I had a little Poodle dog
A poodle dog was he
He lifted up his poodle leg
and poodled over me................ not my darling Freddie.
We named him Freddie because there was a song around on the radio at the time "I'm too sexy" by a pommie group called "Right said Fred" so we called him woof said Fred. I liked it at the time.
Anyway it's late so it's bed time. Good night.

3 comments:

Brad Sondahl said...

I liked the photos posted previously, evoking the sense of where you live. The Australian drought is world news, part of the global warming story, although it may just be cyclical. When I think Australia, I think desert, though clearly parts are drier than others.
So here's a question--what led you to live where you do? Being small town/rural myself, I'm interested...
Brad

Brad Sondahl said...

Dieting is hard. For myself, I'm trying to redefine my lifestyle, as one who doesn't eat between meals (except fruit), and exercises more, and avoids high cholesterol foods. This is at least as hard as dieting.

linda may said...

The photos were dark as it was late in the day and because of the storm, though most of the dust had already blown over by the time I got up to the look out. It doesn't always look so yucky from up there. I'll take another one later in the same spot so you can see. I guess we live here because of employment and because its close to family, and where we came from. When we moved here Pete was working on the local council as the chief clerk/accountant. Where we lived before here (Urana) was really the end of the earth and a dying town and we wanted to get back closer to Wagga and families so Junee came up and he got the job here. In Urana there was limited schooling and the only kids who had jobs were the ones whose family's were in small business, everyone else's had to leave. After quite a few years at the council here he got the shits with council and quit, so the next job he got was at the jail and being where we are jobs aren't that easy to get when you are getting older.We had also bought this house and were paying it off and the kids didn't want to leave here and their school and friends. Women were frowned upon in Urana if they wanted to work and their husband had a job because they were taking jobs off locals and their kids. None of us wanted to live in the city, but it's a nice place to visit. Um! what else, real estate is cheaper than in bigger places and we wanted to be in the market.
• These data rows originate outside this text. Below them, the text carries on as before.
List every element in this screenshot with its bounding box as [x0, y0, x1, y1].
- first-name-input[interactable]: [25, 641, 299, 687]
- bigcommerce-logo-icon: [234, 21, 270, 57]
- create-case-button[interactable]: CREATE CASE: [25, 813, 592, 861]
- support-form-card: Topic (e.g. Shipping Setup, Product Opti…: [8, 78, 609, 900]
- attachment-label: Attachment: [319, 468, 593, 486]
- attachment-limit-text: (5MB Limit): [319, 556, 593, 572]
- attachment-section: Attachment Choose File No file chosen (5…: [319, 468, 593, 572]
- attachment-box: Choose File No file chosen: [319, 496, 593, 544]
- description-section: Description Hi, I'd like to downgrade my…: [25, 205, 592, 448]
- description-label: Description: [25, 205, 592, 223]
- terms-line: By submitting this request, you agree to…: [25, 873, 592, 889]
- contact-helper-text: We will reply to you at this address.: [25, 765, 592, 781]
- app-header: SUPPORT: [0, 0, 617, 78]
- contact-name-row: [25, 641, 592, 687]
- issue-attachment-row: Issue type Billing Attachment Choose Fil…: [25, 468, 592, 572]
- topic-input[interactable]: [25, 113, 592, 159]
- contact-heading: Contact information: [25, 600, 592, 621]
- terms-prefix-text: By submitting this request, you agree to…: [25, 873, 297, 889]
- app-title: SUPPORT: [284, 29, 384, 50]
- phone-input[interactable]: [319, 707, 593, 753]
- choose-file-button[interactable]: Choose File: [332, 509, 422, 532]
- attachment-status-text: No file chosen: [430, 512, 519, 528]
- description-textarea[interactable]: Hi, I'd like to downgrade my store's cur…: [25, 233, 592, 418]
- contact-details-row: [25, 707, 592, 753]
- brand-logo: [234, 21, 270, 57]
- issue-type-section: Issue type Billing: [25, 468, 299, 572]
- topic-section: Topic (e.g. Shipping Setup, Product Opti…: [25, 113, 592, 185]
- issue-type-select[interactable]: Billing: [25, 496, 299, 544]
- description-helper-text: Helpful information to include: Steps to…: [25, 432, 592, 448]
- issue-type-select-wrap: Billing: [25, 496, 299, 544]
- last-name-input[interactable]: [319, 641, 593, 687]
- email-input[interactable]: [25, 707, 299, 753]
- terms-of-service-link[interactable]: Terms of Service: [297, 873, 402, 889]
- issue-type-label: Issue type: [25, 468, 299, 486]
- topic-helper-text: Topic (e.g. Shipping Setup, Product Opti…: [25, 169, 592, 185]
We will have this house paid off by the time we retire. Also there is a great sense of community that is absent in the city. Also being an army brat we moved towns every couple of years and being in the one place after so many years moving around is special to me as there are very few people whom I have known all my life, so this is the longest I have ever lived anywhere. (17 years.)My kids have grown up with the same people for most of their lives and dont get to run away and people know and care what happens to them here.When I was a teenager we had a posting to Singapore and things are very different there especially in the sense of valuing life. I guess that may have been because of lower incomes and over crowding. Though the lower incomes thing is not applicable the Singapore now it was back then.